Attorney General Blumenthal On HB 5536

Attorney General Richard Blumenthal issued his legal opinion on HB 5536 yesterday, concluding that if passed the state can neither expand the pool of insureds, nor can insurers raise rates (as Anthem has threatened to do). What this means is that for the first few years after Governor Rell signs HB 5536, there would be a separate pool created for municipalities, non-profits and small businesses to join. Insurers could bid on the contract to cover that pool.

CT News Junkie elaborates on the two pools:

Tuesday was the first time the idea of two pools has come up in discussions about the bill. Initially the idea was to use the bargaining power of the more than 200,000 lives already covered under the state employees health insurance plan to get better insurance rates for nonprofits, municipalities, and small businesses.

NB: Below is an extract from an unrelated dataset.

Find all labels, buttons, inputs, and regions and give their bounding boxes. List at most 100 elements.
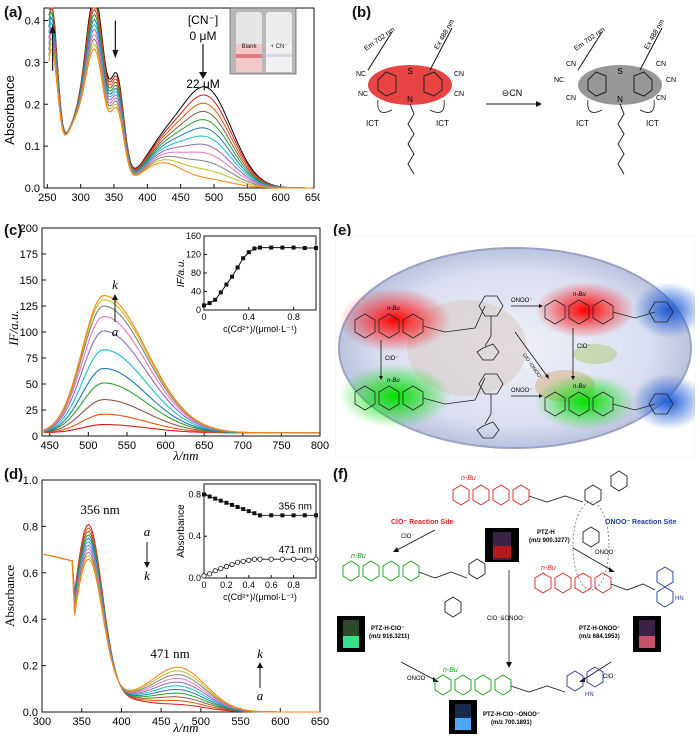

So if there are two pools how can there be bargaining power?

Majority Leader Chris Donovan, D-Meriden, the bill’s main proponent, said there is at least one insurance company willing to offer the same benefits and rates to the new pool of individuals. “The benefits would be the same. The rates would be the same,” Donovan said Tuesday. “We know there’s one insurer that is very interested,” he added.

As it stands, there is not a lot of competition in the health care marketplace: non-profits, small businesses, and municipalities do not have bargaining power on their own to negotiate lower rates, and no one entity among them represents a large enough group for insurers to vie for their business. These small unaffiliated groups are forced to pay higher rates than they would as members of a larger pool. By signing HB 5536, Governor Rell will increase competition in the health care marketplace because all of the state's major insurers will be able to bargain for the contract to cover what seems to me would be the second largest insurance pool in Connecticut.

Writing in the Connecticut Post today, Ken Dixon sheds some more light:

Blumenthal said that insurers would not be required to bid on the new pooling program, which would be negotiated by State Comptroller Nancy Wyman. "There would be some bids. Whether they'd be acceptable is another issue," Blumenthal said. "The state cannot unilaterally expand the pool of insured. Neither can the insurers raise their rates."

Donovan said that at least one of the three state-insurance contractors would be interested in bidding on a package that would include municipal employees at the very least. There are about 200,000 city and town workers in Connecticut and an estimated 10 percent could join a new insurance pool in the first year, Donovan said, citing experiences in the two dozen states that have similar plans.

Two pools--especially if there are insurers willing to offer comparable rates to the second, smaller pool--are better than one exclusive pool. Governor Rell should sign HB 5536.